In Greek and Roman mythology, Iapyx (from Greek Ἰάπυξ, gen.: Ἰάπυγος), Iapux or Iapis was a favorite of Apollo. The god offered to confer upon him the gift of prophecy, the lyre, etc.; but Iapyx, wishing to prolong the life of his father, preferred the more tranquil art of healing to all the others.

Virgil's Aeneid (XII: 391–402) relates that Iapyx was Aeneas's healer during the Trojan War and then escaped to Italy after the war, founding Apulia.

== Family ==
His descent is unclear.
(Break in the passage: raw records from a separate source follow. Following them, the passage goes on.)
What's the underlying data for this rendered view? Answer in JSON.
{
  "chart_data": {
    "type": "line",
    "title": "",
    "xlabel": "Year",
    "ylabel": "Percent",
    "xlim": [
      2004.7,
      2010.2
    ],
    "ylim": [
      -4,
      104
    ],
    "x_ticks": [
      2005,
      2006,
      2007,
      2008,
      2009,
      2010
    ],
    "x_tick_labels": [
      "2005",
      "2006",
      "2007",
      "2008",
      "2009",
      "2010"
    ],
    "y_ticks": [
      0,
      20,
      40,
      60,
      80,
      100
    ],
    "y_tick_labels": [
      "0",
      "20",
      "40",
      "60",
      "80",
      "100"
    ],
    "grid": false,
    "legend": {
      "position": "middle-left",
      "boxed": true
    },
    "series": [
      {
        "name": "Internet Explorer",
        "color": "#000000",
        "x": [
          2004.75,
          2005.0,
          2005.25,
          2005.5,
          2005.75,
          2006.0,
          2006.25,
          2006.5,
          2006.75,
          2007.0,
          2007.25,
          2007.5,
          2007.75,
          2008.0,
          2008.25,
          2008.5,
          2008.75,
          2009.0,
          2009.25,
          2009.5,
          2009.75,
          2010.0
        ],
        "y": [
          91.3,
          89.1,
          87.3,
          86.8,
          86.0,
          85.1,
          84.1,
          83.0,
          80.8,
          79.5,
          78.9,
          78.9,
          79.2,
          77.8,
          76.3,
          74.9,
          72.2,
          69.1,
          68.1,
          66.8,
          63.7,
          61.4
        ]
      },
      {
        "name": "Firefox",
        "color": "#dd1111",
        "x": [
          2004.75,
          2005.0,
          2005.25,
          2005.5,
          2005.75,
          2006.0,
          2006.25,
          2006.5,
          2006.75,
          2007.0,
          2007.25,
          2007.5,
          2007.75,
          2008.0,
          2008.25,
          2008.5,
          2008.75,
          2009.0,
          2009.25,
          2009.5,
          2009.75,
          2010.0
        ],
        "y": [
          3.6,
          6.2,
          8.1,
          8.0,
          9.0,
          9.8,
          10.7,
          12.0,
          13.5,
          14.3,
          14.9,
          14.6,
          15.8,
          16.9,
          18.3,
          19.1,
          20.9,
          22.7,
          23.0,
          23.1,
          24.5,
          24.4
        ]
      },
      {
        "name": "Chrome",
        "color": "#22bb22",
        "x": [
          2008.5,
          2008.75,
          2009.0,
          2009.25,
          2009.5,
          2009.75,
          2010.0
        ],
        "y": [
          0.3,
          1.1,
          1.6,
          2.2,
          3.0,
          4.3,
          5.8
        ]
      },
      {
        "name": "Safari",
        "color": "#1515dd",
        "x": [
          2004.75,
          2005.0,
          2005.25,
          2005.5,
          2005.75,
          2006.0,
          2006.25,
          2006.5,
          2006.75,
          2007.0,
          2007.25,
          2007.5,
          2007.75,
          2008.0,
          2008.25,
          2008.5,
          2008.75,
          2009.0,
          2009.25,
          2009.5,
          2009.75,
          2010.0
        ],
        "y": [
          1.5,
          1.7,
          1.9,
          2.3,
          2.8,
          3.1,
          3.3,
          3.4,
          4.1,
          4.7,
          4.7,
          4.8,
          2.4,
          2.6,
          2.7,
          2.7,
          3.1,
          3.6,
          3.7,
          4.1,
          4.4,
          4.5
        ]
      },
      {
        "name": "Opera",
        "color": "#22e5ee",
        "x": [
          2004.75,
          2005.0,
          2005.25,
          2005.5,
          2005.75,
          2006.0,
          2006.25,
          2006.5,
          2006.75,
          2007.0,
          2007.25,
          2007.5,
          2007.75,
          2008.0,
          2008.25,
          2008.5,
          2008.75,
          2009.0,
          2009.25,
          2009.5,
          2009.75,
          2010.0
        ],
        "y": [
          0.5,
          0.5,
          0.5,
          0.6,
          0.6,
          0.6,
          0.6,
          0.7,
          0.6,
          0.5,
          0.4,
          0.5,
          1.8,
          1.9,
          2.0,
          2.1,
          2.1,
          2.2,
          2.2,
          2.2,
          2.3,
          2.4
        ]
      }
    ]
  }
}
He was either:
- a son of Iasus, or
- the son of Lycaon, which would make him the brother of Daunius and Peucetius (who went as leaders of a colony to Italy), or
- a Cretan, from whom the Cretans who migrated to Italy derived the name of Iapyges, or
- a son of Daedalus either:
  - by his wife, thus making him a full-brother of Icarus;
  - by another Cretan woman.

== Other use ==
Iapyx is also the name of a minor Greek wind god, the north-west or west-north-west wind. Virgil relates this Iapyx to the wind that carried the fleeing Cleopatra home to Egypt after her loss at the battle of Actium. Horace prays that Iapyx may safely carry his friend Virgil's ship to Greece.

According to Strabo, the Iapygians were named after Iapyx.